9 de noviembre. Por fin lo he hecho. Su rostro era un puro pergamino amarillo. Lo elegí entre muchas víctimas posibles. Durante muchas noches seguidas me he estado apostando en los parques y he sabido esperar mi momento. Por espacio de media hora, sentado en un banco, me estuvo refiriendo su vida. Como si se me confesase. Sus memorias, sus sueños…, todos tuvieron ahí su punto final. No debía ser muy mayor, pero qué viejo estaba: chupado. Yo lo chupe más. Lo absorbí.

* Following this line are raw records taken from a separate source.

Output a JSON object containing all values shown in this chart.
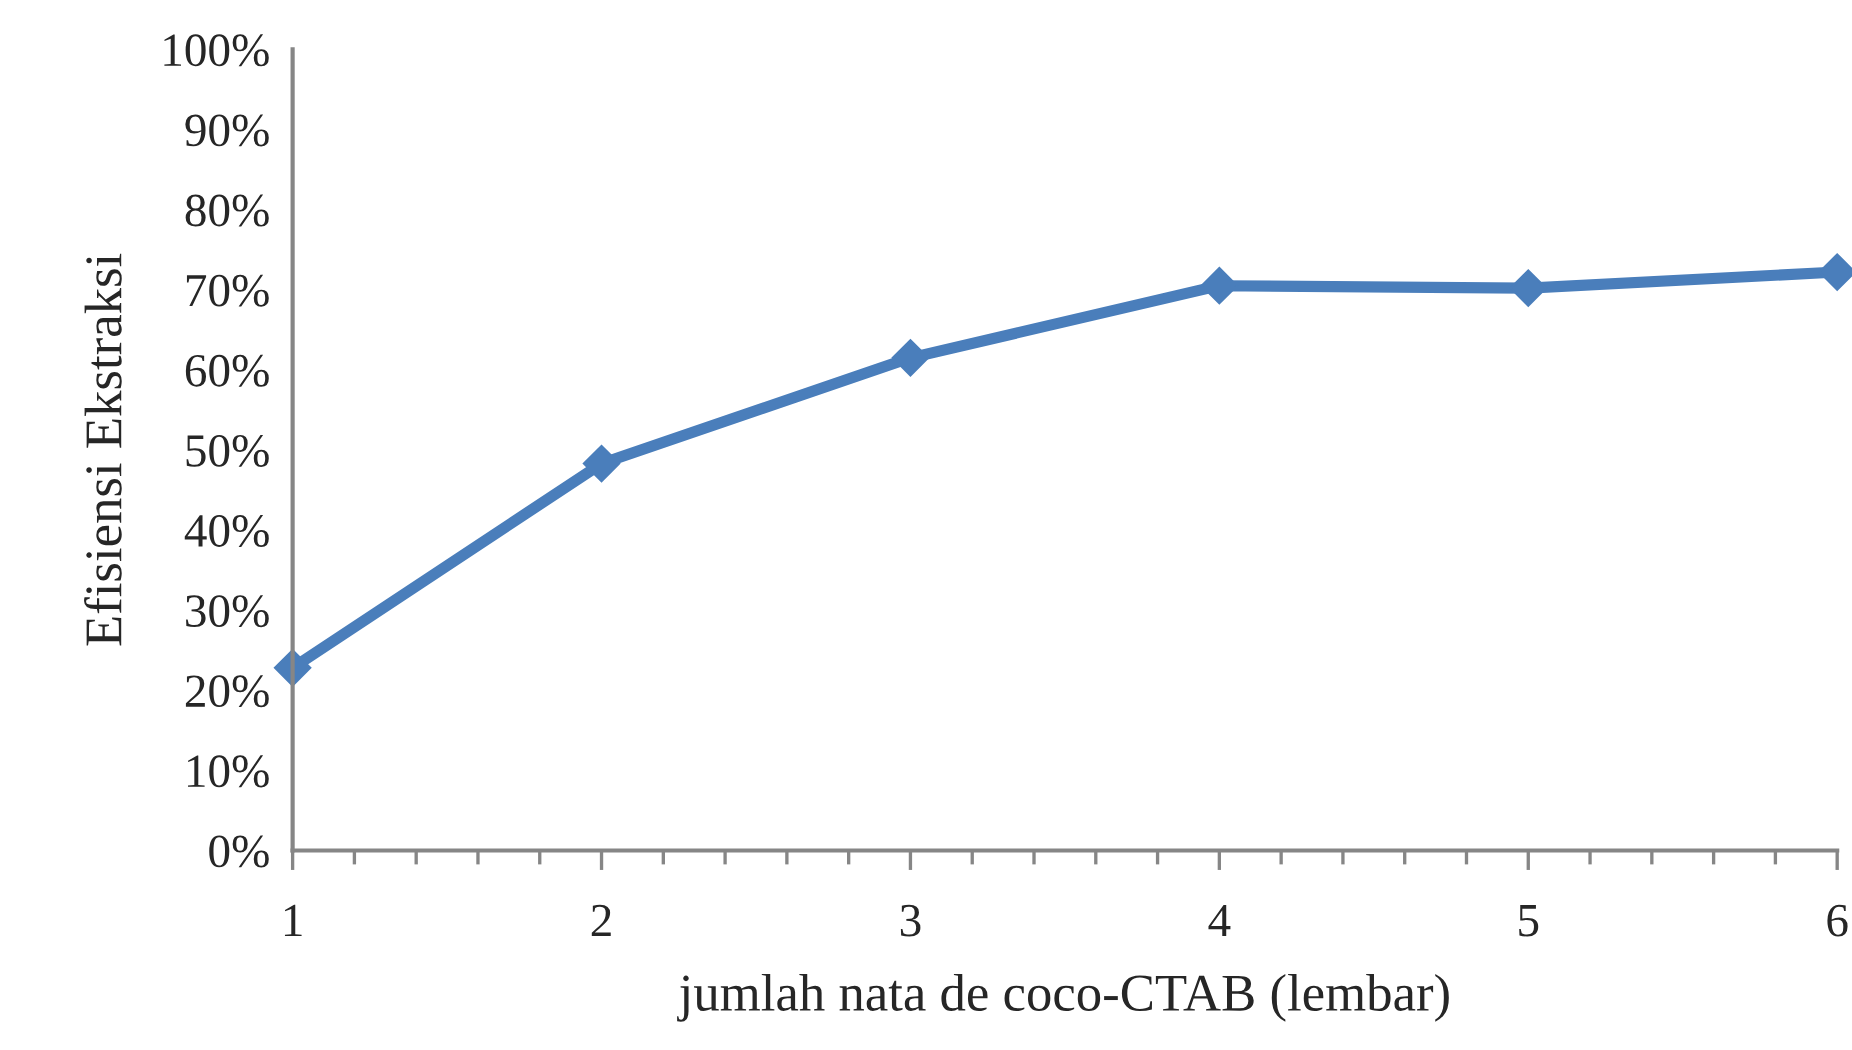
{
  "chart_data": {
    "type": "line",
    "xlabel": "jumlah nata de coco-CTAB (lembar)",
    "ylabel": "Efisiensi Ekstraksi",
    "x": [
      1,
      2,
      3,
      4,
      5,
      6
    ],
    "series": [
      {
        "color": "#4a7ebb",
        "values": [
          22.8,
          48.3,
          61.5,
          70.5,
          70.2,
          72.2
        ]
      }
    ],
    "xlim": [
      1,
      6
    ],
    "xticks": [
      1,
      2,
      3,
      4,
      5,
      6
    ],
    "ylim": [
      0,
      100
    ],
    "yticks": [
      {
        "value": 0,
        "label": "0%"
      },
      {
        "value": 10,
        "label": "10%"
      },
      {
        "value": 20,
        "label": "20%"
      },
      {
        "value": 30,
        "label": "30%"
      },
      {
        "value": 40,
        "label": "40%"
      },
      {
        "value": 50,
        "label": "50%"
      },
      {
        "value": 60,
        "label": "60%"
      },
      {
        "value": 70,
        "label": "70%"
      },
      {
        "value": 80,
        "label": "80%"
      },
      {
        "value": 90,
        "label": "90%"
      },
      {
        "value": 100,
        "label": "100%"
      }
    ],
    "marker": "diamond",
    "line_style": "solid",
    "grid": false
  }
}
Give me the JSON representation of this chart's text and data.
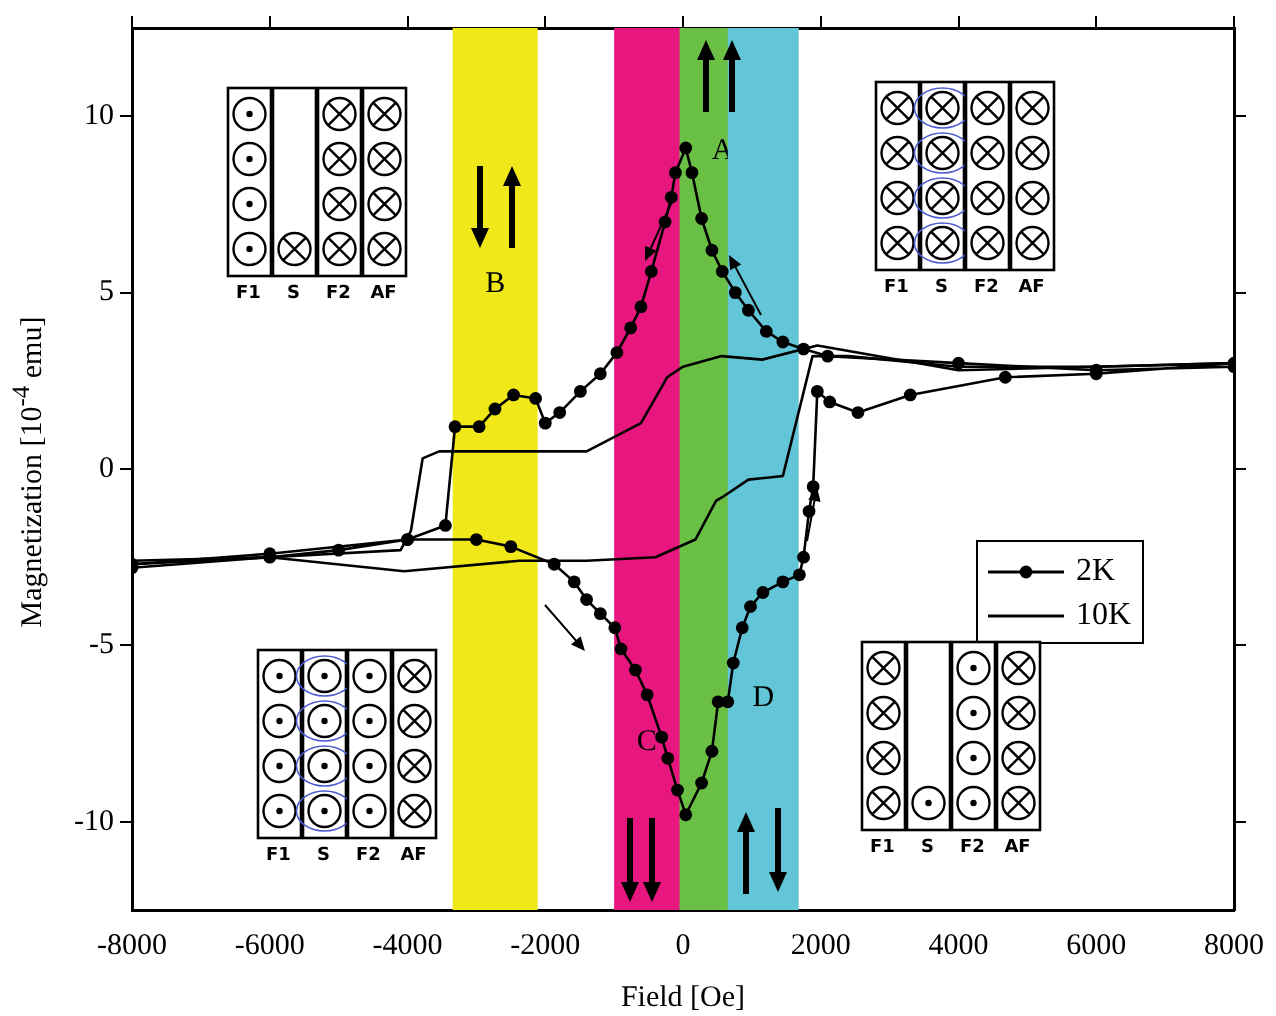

Mis manos fueron lo último que vio mientras lo succionaba. Oí cómo crujía la nuez, pero no gimió, no pataleó. Ni siquiera se enturbiaron sus ojos grises. He aspirado su aliento mientras se asfixiaba y me he sentido hinchado: me ha entregado la fuerza de su alma. Mientras él se iba poniendo amoratado, a mí se me subían los colores por el rostro. Era lo que pensaba. Todavía estoy henchido, lleno, entero. Llevo cuatro horas despatarrado sobre la cama, como en éxtasis. Sólo los viejos saben morir de esa manera. Como si estuvieran esperando, esperándome a mí. Está claro. Son elegantes. Me gustó cómo se ha comportado, casi ayudándome, haciéndomelo fácil. Allí lo dejé sentado en el banco, como si estuviera dando una cabezada. Mañana hojearé los periódicos.

 

10 de noviembre. Solo he dormido tres horas y, sin embargo, me he levantado de un salto, pletórico, para ir a buscar el periódico. No tienen pistas. No saben nada de nada. No tienen ni idea. Y soy yo. ¡Yo! Con mis propias manos. Las he visto hoy más limpias, más blancas, más puras. No he sido capaz de esperar a la noche para escribir en el diario. Hoy no iré a trabajar. De alguna manera hay que celebrarlo.

 

12 de noviembre. No sólo son las manos las que están más tersas. Hoy he ido al trabajo sin gafas de sol, después de estar dos días sin aparecer. Mis ojos brillaban con un fulgor extraño. ¿Me han preguntado si ya se me ha pasado la conjuntivitis? Y me he reído, cómo me he reído: sin parar. Me tenían que decir ellos que parase. Ellos, dándome golpes en la espalda para que me calmase. Y he sido yo el que se ha atrevido a contar un chiste. ¿Me estará poniendo también de buen humor? El vigor se tiene que notar no sólo en el cuerpo. Mañana por la noche me daré otro paseo por el parque.